Chocolate-dipped Peanut Butter Shortbread Cookies


  • ½ cup (100 g) butter room temperature
  • ⅘ cup (100 g) confectioners’ sugar
  • ⅓ cup (100 g) unsweetened peanut butter
  • 1½ cups (200 g) flour
  • ¼ cup peanuts, finely chopped
  • 1 egg
  • 3.5 oz (100 g) chocolate, 70% cocoa
  • 1 tsp coconut oil
  • Colored sprinkles, optional
  • Use a blender to mix the butter and peanut butter. Once uniform, add the peanuts, confectioner's sugar, flour, and egg. A dough should form.
  • Place on waxed or parchment paper. On top, place another sheet of paper and use a rolling pin to roll out the dough to a thickness of 3/16” (5 mm). Use a cookie cutter or a glass to cut out the shortbread cookies.

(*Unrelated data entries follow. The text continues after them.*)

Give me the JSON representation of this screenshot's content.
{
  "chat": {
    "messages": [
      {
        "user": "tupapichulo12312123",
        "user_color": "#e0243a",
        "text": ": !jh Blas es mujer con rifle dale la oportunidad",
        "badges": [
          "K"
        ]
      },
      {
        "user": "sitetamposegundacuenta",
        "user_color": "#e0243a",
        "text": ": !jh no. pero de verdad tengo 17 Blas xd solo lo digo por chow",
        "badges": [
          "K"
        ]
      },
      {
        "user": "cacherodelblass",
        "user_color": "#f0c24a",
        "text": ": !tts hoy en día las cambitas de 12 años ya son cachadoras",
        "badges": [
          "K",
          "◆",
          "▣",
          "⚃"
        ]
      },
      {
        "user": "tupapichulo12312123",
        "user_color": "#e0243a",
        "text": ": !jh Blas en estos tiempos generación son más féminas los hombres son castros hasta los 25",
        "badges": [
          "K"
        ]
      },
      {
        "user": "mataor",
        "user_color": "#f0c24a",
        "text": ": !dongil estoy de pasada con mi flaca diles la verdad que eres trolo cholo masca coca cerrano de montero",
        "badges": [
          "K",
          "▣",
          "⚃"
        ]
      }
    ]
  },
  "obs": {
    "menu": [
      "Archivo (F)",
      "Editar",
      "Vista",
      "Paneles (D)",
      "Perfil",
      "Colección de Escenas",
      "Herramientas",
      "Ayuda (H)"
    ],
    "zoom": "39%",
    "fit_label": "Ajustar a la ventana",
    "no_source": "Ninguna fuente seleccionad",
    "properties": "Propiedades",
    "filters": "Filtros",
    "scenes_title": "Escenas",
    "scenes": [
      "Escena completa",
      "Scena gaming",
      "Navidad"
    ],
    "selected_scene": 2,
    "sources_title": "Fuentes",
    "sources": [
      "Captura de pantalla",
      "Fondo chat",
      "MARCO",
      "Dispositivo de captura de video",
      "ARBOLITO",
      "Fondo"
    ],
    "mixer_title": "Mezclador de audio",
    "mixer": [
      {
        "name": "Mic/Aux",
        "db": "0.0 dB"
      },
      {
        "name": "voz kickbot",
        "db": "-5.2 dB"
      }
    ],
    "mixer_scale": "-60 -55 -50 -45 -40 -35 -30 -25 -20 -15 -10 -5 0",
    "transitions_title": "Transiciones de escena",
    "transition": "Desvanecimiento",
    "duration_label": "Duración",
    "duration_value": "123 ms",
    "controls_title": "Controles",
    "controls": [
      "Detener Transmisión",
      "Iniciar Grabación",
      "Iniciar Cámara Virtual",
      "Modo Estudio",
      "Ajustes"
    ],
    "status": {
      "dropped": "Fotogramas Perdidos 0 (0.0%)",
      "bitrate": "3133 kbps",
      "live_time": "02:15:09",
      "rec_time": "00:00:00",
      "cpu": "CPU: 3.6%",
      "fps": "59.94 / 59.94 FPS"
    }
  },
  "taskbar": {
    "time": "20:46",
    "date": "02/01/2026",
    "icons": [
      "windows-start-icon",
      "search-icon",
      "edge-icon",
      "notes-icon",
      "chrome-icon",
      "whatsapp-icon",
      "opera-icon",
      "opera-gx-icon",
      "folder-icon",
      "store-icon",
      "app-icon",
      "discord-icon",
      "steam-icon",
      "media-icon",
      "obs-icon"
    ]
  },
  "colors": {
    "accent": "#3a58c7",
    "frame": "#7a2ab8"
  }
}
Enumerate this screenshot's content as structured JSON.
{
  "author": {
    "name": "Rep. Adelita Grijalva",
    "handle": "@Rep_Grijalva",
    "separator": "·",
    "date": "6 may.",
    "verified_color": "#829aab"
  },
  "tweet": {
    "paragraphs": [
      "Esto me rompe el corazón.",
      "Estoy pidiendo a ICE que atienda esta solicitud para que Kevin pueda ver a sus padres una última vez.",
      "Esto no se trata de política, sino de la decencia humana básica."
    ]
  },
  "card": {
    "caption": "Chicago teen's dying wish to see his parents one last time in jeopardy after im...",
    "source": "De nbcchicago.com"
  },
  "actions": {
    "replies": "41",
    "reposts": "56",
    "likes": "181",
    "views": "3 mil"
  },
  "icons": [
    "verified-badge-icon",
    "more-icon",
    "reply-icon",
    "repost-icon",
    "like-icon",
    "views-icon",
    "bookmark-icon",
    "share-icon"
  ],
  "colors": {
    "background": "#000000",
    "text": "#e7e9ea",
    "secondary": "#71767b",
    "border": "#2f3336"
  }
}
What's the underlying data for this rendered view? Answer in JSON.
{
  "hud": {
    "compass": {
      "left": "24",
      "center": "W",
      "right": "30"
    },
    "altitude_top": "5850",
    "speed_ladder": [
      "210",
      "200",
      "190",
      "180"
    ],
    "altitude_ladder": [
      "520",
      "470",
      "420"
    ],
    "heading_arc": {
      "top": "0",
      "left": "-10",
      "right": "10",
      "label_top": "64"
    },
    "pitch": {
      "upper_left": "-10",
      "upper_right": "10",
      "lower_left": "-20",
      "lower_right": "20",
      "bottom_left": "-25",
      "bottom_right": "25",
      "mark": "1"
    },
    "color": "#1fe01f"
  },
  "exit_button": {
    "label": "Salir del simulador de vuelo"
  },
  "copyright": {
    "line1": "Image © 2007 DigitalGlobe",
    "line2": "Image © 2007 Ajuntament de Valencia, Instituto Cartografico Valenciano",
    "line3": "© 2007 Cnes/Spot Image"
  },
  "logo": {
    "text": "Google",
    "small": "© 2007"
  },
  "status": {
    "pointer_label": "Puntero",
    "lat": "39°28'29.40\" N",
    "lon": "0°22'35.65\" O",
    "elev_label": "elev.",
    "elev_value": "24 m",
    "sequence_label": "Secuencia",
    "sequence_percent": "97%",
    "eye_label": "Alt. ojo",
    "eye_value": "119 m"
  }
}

  • Place the shortbread cookies on a tray or bake pan that fits in the fryer.
  • On the Instant Vortex control panel, press Bake, then set time to 6 Minutes and temperature to 340°F (170ºC). Press Start.
  • Allow to cool before moving. Repeat the process until all are done.
  • To melt the chocolate together with the oil in the microwave, use 20-second intervals. Then dip the shortbread in this chocolate and decorate with sprinkles. Allow to cool or place in the refrigerator for 5 minutes.